Vandalism to machinery ahead of a day-long power cut for maintenance on Kaitaia's sole high-voltage line caused delays in restoring power and ''extreme frustration'' for Top Energy staff.

The outage was scheduled to last from 8am to 5pm on Sunday and affected North Hokianga, Kaitaia, Aupouri Peninsula and Doubtless Bay. Back-up diesel generators, however, kept the power on in central Kaitaia and much of Doubtless Bay.

Top Energy chief executive Russell Shaw said the discovery of damage to a digger and a ute at the company's Fairburn site, east of Kaitaia, was a bad start for crews who had tough deadlines to meet.

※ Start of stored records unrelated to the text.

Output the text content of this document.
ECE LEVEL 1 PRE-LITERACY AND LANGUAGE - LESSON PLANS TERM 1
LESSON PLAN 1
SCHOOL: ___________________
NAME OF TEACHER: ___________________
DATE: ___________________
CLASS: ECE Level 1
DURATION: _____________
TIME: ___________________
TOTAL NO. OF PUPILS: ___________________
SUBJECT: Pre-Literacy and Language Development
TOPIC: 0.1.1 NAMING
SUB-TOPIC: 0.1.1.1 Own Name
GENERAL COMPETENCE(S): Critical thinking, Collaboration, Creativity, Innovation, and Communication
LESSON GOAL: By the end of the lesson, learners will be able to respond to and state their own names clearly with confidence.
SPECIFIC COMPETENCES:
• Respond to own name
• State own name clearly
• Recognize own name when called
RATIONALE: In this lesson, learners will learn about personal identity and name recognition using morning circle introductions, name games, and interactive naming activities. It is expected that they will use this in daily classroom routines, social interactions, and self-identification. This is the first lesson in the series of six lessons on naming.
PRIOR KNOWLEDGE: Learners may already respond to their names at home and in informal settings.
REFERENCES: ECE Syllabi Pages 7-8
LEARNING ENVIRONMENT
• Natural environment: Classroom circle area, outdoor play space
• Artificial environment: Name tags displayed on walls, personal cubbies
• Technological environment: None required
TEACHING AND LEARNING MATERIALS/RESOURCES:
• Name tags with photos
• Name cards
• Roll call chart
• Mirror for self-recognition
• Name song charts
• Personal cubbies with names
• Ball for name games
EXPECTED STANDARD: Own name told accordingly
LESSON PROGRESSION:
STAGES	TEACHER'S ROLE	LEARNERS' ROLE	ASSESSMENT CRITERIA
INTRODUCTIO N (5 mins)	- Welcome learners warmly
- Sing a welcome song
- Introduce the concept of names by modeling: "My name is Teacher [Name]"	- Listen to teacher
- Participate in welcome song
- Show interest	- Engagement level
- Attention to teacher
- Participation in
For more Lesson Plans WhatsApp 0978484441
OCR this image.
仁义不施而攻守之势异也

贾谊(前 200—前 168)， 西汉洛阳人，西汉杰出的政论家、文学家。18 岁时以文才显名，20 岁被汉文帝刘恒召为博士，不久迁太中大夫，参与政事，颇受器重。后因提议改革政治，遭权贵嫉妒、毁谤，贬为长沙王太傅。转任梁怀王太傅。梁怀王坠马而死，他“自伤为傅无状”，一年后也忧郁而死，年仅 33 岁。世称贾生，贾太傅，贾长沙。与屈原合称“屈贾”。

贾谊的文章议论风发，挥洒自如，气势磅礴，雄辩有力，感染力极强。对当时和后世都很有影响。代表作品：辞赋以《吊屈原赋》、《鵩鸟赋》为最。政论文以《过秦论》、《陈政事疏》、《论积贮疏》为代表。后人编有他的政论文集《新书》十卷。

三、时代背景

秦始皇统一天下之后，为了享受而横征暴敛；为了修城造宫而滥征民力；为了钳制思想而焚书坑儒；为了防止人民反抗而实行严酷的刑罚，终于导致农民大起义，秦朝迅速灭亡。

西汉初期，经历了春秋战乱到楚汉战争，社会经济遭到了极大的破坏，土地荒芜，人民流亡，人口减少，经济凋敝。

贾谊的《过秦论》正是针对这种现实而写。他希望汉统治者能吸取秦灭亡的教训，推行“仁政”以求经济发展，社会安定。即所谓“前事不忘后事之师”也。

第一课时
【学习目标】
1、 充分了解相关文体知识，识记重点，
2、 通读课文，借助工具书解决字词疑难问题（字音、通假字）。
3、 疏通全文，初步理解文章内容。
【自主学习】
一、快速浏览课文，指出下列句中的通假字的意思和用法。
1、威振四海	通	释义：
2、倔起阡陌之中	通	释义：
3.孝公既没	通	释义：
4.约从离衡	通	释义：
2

Vandalism, included smashed windows on this digger, delayed the restoration of power in the far North on Sunday. Photo / Top Energy
Vandalism, included smashed windows on this digger, delayed the restoration of power in the far North on Sunday. Photo / Top Energy

"We know the inconvenience outages cause. It is extremely frustrating to have our work impeded by such a senseless act," he said.


The vandalism is thought to have prolonged the power outage by at least 30 minutes.

The good news for Far North residents, however, was that Sunday's planned power cut could be the last full-day outage required for annual maintenance on Kaitaia's single 110kV line.

The company is applying for resource consent for a 16MW Kaitaia-based, diesel-powered generation farm that could supply all 10,000 customers in the top half of the Far North during planned and unplanned outages.

With back-up generation already in place in Taipa and Kaitaia Sunday's outage had been limited to 4850 customers instead of 10,000.

The plan would be particularly useful as new health and safety regulations meant the company could no longer carry out live line work.

Top Energy's original plan for securing Kaitaia's power supply was to build a second 110kV line but that had been delayed by legal challenges by landowners.

"Diesel generation is becoming, through necessity, a key network management strategy to keep the power on," Shaw said.

The company was also exploring the viability of micro-distribution networks such as solar panels, batteries and other localised generation for more remote locations.


The work carried out on Sunday included insulator and cross-arm maintenance at the Takahue Saddle. With no vehicle access one of the four crews had to walk almost an hour from the end of an ATV track.

Three other teams installed automated switching devices allowing better remote control and isolation of the network on the remote South Rd feeder.

Kaitaia police are investigating the vandalism incident.